Catholic Transcript Magazine of the Roman Catholic Archdiocese of Hartford Connecticut

Thursday, February 22, 2018

Pope Francis continues to generate unusual publicity in the secular media, almost as if they (secular print and broadcast media) had never heard anything positive about Catholic Faith until now. The general coverage of his remarks and acts is puzzling because what our Holy Father says or does is by no means revolutionary in nature. Rather, it pertains more to style and emphasis.

Like Blessed Pope John XXIII and Blessed Pope John Paul II, Francis prefers to embrace simplicity, whenever possible, in his words and actions, although his choices as to what and how to exemplify the Gospel metaphor of selecting fresh wine flasks for noble wine whose supreme quality cannot diminish ever, surprise us.

Recall that Good Pope John addressed this very aspect of the metaphor when he convoked Vatican Council II. On 20 Oct., 1962, with the assembled Fathers of Vatican II, he declared:

"Under the guidance of the Holy Spirit, we intend…to seek the most effective ways of renewing ourselves and of becoming increasingly more faithful witnesses of the Gospel of Christ. We will strive to propose to the men of our time the truth of God in its entirety and purity so that they may understand it and accept it freely." (cf. The Pope Speaks, Vol. 8, No. 3; 1963, p. 303. Italics added.)

John Paul II was a master of this approach. Again and again, millions flocked to his pulpit; in Manila, he had to be flown by helicopter over the congregants in order to reach the altar and pulpit; the crowd was so dense and deep.

Now, however, issues related to style, and even to simplicity itself, have somewhat changed. Newer wine flasks are needed.

And Pope Francis has proven equal to what music composers call "variations on a theme."

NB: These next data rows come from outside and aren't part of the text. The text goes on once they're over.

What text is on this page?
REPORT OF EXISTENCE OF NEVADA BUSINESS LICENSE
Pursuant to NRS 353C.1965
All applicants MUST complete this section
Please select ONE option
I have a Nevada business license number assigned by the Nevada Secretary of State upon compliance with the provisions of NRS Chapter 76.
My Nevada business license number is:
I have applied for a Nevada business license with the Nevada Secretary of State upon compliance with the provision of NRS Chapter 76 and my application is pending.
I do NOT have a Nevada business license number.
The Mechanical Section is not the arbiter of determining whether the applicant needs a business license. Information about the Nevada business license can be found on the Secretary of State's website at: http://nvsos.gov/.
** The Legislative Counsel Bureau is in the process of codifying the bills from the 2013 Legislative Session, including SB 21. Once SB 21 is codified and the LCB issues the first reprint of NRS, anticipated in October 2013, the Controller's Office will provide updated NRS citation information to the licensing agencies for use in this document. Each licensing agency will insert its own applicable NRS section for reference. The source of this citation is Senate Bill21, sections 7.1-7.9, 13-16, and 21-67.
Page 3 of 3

Again, key Catholic doctrines, those which express the Church’s reading of the Bible and hence are founded on Scripture and Tradition, can never be modified. For example, the reality of the Eucharist cannot be overturned, ever. Nor the necessity of baptism, at least in voto; i.e., baptism of desire. Nor, in moral theology, can intrinsically evil acts become justifiable; abortion, for example, which ranks among the most evil assaults on reverence for human life in our times. Moreover, these are doctrines belonging to the very constitution of our Church, norms left to us by Christ and the Apostles, in a never-changing Tradition from the very beginning, such as the determining matter and form of the Sacraments, the Petrine function, the ordination solely of men, the evangelical counsels and religious life, the utter necessity of penance, the charism of celibacy freely assumed for the sake of the Gospel, and so on.

All of the above (and more) must be preached today, as always, while attending to their specific relevance in our age and to the idiom with which they are cloaked. The truths remain constant while the language used can vary in accordance with contemporary usage and impact.

Here I should add a note of caution with respect to the English language, doubtless one of the richest cultural treasures we have, and for which we are eternally indebted to the Lord. Because English is an intensely living vehicle of thought, it admits of surprising variations in meaning or emphasis. Surely this observation alone is warning enough regarding relevance of expression. Besides, English is less concrete a phenomenon than, for example, Hebrew, the major tongue of the Old Testament Scriptures; hence, even an accurate English translation of Biblical Hebrew might need a special assist. T.S. Eliot, perhaps the greatest English poet of the 20th century, wrote somewhere that if English-speaking people wanted to study another language, they should begin with Hebrew, in order to compensate for the abstract nature of English words or phrases.

Pope Francis appears conversant with the above principle. Again and again, he chooses metaphorical expressions that are concretely as memorable as they are precise. Of course, his native tongue is not English, but a solid Romance language, as appealing to the mind and emotions as it is masculine in sound.

Thus it is that Pope Francis is especially comfortable when he is speaking about the real and existential rather than the abstract. For example, consider the Pope’s reference to abortion as removing the face of Christ from our world; or when he says that abortion reflects our wanton "throwaway" culture.

Msgr. David Q. Liptak is Executive Editor of The Catholic Transcript and censor librorum for the Archdiocese of Hartford.